An eye toward the future
Canadians are optimistic about US–Canada ties in a post-Trump era
Any prolonged Canada-U.S. tension feels deeply personal to many border-town residents. The rivers and lakes and straight-line boundaries that divide the two countries were for decades just technicalities.
Ask a Canadian who grew up on the Ontario side of Niagara Falls, and they’ll talk about going “over the river” — not across a border — to visit friends and family, go to work or have a night out.
But Canadian visits to the U.S. have dropped significantly since Trump’s inauguration. Tourists are taking their money elsewhere.
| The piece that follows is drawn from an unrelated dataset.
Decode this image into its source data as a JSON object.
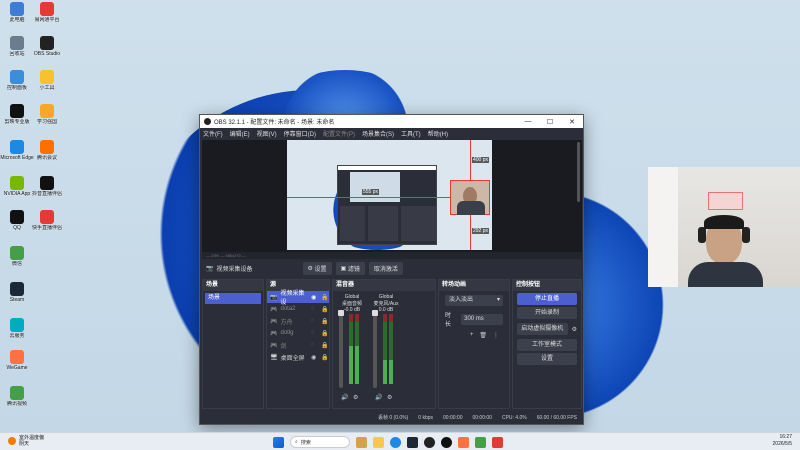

Snowbirds who flock annually to Florida and Arizona have found other sunny options.
A declining state of affairs has frayed countless deeply woven ties.
Still, respondents expressed some optimism about the future.
Forty-one percent of Canadians say Trump represents a lasting change. But nearly half (49 percent) said the relationship between the United States and Canada will recover in a post-Trump era.
A similar proportion of Canadians share that optimism across party lines: Liberal (51 percent), Conservative (50) and NDP (46).
But then there’s the solid core of skeptics — 29 percent of the country is convinced there is no going back.
Carney won on an “elbows up” rallying cry that urged Canadians to stand up for themselves. Now they’re reckoning with the everyday impact of a lasting cross-border rupture.
The country seems to have settled on a new maxim for now: America if necessary, but not necessarily America.